Sharepoint / OneDrive

Permission Purpose
Sites.Read.All Read SharePoint site collections and site metadata
Files.Read.All Read file metadata and document structure across SharePoint and OneDrive

Additional Graph permissions for AI discovery

The following permissions are required only when you enable AI discovery flows for Microsoft Copilot or Microsoft Defender.

Microsoft Copilot - Discover and analyze Copilot Endpoint and Chat Agents

Permission Purpose
AiEnterpriseInteraction.Read.All Read Microsoft Copilot enterprise AI interaction metadata
Reports.Read.All Access usage and activity reports for discovery and analysis
ExternalConnection.Read.All Read external connection metadata used by Copilot
AppCatalog.Read.All Enumerate app catalog entries and related app metadata

Microsoft Defender - Endpoint Agentic AI discovery

Permission Purpose
Machine.Read.All Read device inventory and related machine metadata - WindowsDefenderATP API
ThreatHunting.Read.All Query advanced hunting data for AI agent discovery visibility

Note

Most Graph permissions requested are read-only.

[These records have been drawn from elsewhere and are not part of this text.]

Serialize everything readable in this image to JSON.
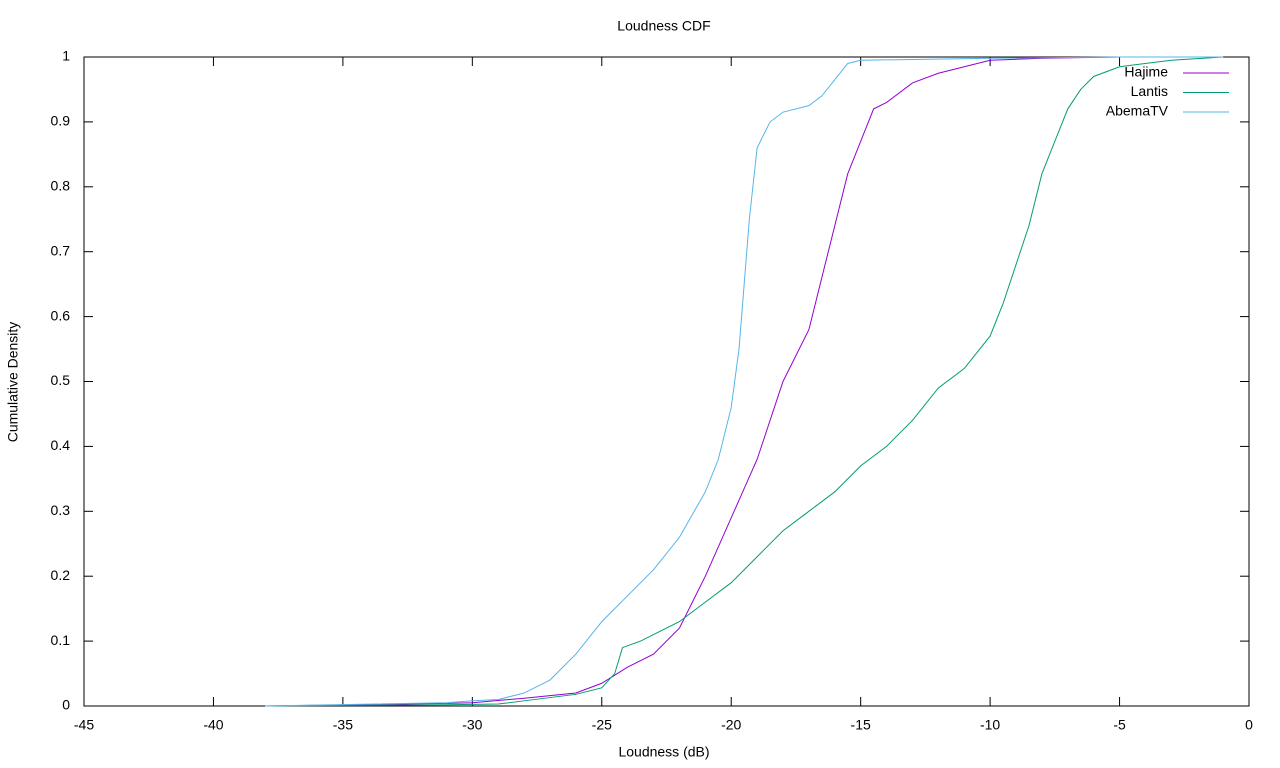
{
  "chart_data": {
    "type": "line",
    "title": "Loudness CDF",
    "x_label": "Loudness (dB)",
    "y_label": "Cumulative Density",
    "xlim": [
      -45,
      0
    ],
    "xticks": [
      -45,
      -40,
      -35,
      -30,
      -25,
      -20,
      -15,
      -10,
      -5,
      0
    ],
    "ylim": [
      0,
      1
    ],
    "yticks": [
      0,
      0.1,
      0.2,
      0.3,
      0.4,
      0.5,
      0.6,
      0.7,
      0.8,
      0.9,
      1
    ],
    "grid": false,
    "legend": "top-right",
    "series": [
      {
        "name": "Hajime",
        "color": "#9400d3",
        "x": [
          -38,
          -31,
          -30,
          -28,
          -26,
          -25,
          -24,
          -23,
          -22,
          -21.5,
          -21,
          -20,
          -19,
          -18,
          -17,
          -16.5,
          -16,
          -15.5,
          -15,
          -14.5,
          -14,
          -13,
          -12,
          -11,
          -10,
          -8,
          -5,
          -1
        ],
        "values": [
          0,
          0.004,
          0.005,
          0.012,
          0.02,
          0.035,
          0.06,
          0.08,
          0.12,
          0.16,
          0.2,
          0.29,
          0.38,
          0.5,
          0.58,
          0.66,
          0.74,
          0.82,
          0.87,
          0.92,
          0.93,
          0.96,
          0.975,
          0.985,
          0.995,
          0.998,
          1,
          1
        ]
      },
      {
        "name": "Lantis",
        "color": "#009e73",
        "x": [
          -38,
          -31,
          -29,
          -28,
          -26,
          -25,
          -24.5,
          -24.2,
          -23.5,
          -23,
          -22,
          -21,
          -20,
          -19,
          -18,
          -17,
          -16,
          -15,
          -14,
          -13,
          -12,
          -11,
          -10,
          -9.5,
          -9,
          -8.5,
          -8,
          -7.5,
          -7,
          -6.5,
          -6,
          -5,
          -3,
          -1
        ],
        "values": [
          0,
          0.002,
          0.003,
          0.008,
          0.018,
          0.028,
          0.05,
          0.09,
          0.1,
          0.11,
          0.13,
          0.16,
          0.19,
          0.23,
          0.27,
          0.3,
          0.33,
          0.37,
          0.4,
          0.44,
          0.49,
          0.52,
          0.57,
          0.62,
          0.68,
          0.74,
          0.82,
          0.87,
          0.92,
          0.95,
          0.97,
          0.985,
          0.995,
          1
        ]
      },
      {
        "name": "AbemaTV",
        "color": "#56b4e9",
        "x": [
          -38,
          -31,
          -30,
          -29,
          -28,
          -27,
          -26,
          -25,
          -24,
          -23,
          -22,
          -21,
          -20.5,
          -20,
          -19.7,
          -19.5,
          -19.3,
          -19,
          -18.5,
          -18,
          -17,
          -16.5,
          -16,
          -15.5,
          -15,
          -10,
          -5,
          -1
        ],
        "values": [
          0,
          0.005,
          0.008,
          0.01,
          0.02,
          0.04,
          0.08,
          0.13,
          0.17,
          0.21,
          0.26,
          0.33,
          0.38,
          0.46,
          0.55,
          0.65,
          0.75,
          0.86,
          0.9,
          0.915,
          0.925,
          0.94,
          0.965,
          0.99,
          0.995,
          0.998,
          1,
          1
        ]
      }
    ]
  }
}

The native Teams risk messaging permissions above require limited write access to install and manage the SailPoint Entro Teams app.

Azure Resource Access

SailPoint Entro Application requires these read-access assigned roles scopes to access subscription / management group metadata from Azure.

Role Description
Reader Grants read-only access to resource metadata and configurations
Key Vault Reader Allows enumeration of Key Vaults and secret metadata

Key Vault Access Policy

When Key Vault Access Policy mode (non-RBAC) is enabled, SailPoint Entro's service principal app must have the following permissions to manage its secrets. Get permission is optional for Vault <-> NHI Token / Exposed Secret correlation.

Object Required Permissions
Keys Get, List
Secrets Get, List

Note

With List permission only, SailPoint Entro reads only metadata such as key names, versions, and expiration dates. Secret values are never retrieved or transmitted.